The city of Shenzhen has a large population and rapid urban development. However, there is spatial imbalance in the accessibility of public hospitals due to distinct historical reasons. The Special Administrative Region Management Line was established in 1982 until 2018, when it was approved by the State Council for abolition. The line divided Shenzhen into two parts, the inner and outer parts of the city, forming the downtown area of Shenzhen with Luohu, Futian, and Nanshan Districts as the core. According to the following Shenzhen Municipal Policy directives, some streets in Bao’an District, Longhua District, and Longgang District were included in the expansion of the former Shenzhen City Center District into a new metropolitan core area. This phenomenon is evident in the case study presented in this paper, where the difference in accessibility to public hospitals between areas inside and outside the metropolitan core remains significant even when population data are considered. In light of this, the local government should consider the spatial appropriateness of public hospital locations as their own financial situation allows, pay attention to the medical needs of the residents outside the core, and ensure a balance between the supply capacity of the public hospitals and the medical needs of the residents. Given the positive role that roads play in enhancing the service capacity of public hospitals, it is also a reasonable strategy to optimize the allocation of roads and transportation routes and to improve road conditions.

6. Conclusions

In this study, a standardized gravity model was proposed, effectively addressing the issue of excessive local weights in the traditional gravity model by standardizing the upper and lower limits of the distance decay function. The MM-G2SFCA method was proposed by combining the standardized gravity model with the MM-2SFCA method, thereby making the accessibility intensity decrease with increasing distance, thus being theoretically closer to the actual situation. The MM-G2SFCA method proposed in the study represents an improved version of the MM-2SFCA method. This enhanced 2SFCA method considers multiple transportation modes and distance decay and serves as an extension of the 2SFCA method cluster.

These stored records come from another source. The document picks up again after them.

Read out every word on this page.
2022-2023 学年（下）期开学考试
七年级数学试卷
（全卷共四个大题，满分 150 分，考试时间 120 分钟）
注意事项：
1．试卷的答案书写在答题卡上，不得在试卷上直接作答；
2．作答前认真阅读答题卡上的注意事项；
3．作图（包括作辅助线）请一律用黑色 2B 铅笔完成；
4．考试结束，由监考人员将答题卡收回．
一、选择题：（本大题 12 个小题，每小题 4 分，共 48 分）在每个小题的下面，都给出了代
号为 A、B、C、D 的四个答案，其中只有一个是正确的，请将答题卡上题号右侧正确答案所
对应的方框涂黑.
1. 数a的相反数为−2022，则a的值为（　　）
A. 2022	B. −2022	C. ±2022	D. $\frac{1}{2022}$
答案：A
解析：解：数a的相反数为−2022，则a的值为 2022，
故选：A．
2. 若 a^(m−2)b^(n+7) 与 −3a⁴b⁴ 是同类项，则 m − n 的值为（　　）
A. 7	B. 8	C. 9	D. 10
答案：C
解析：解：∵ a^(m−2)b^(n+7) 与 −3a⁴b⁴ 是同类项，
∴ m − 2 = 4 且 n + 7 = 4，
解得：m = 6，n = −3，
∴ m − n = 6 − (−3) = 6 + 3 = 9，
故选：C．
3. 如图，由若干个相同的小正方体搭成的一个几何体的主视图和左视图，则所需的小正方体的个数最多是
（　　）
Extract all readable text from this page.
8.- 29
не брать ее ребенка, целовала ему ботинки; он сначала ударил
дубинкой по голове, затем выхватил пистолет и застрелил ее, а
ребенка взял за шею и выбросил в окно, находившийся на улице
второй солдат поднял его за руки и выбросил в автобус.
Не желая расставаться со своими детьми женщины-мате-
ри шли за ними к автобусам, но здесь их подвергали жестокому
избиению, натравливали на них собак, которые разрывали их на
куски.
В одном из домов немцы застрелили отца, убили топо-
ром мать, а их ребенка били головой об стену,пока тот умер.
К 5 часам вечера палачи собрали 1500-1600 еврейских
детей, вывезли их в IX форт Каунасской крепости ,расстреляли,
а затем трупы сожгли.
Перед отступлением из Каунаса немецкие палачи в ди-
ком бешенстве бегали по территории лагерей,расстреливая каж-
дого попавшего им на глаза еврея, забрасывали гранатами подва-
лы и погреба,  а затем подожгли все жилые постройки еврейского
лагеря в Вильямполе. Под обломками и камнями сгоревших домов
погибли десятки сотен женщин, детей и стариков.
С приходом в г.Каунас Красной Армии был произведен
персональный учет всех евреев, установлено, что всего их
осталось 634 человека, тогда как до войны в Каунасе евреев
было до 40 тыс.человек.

Focusing on the accessibility of public hospitals in Shenzhen, experiments were conducted using different methods to verify the effectiveness of the proposed methods. The results revealed significant disparities in the accessibility of Shenzhen public hospitals both within and outside the core area, as well as between districts. The results of the study contribute to understanding the spatial accessibility of public hospitals in Shenzhen, offering a reference for scientific and effective planning, rational site selection, and the layout of medical facilities.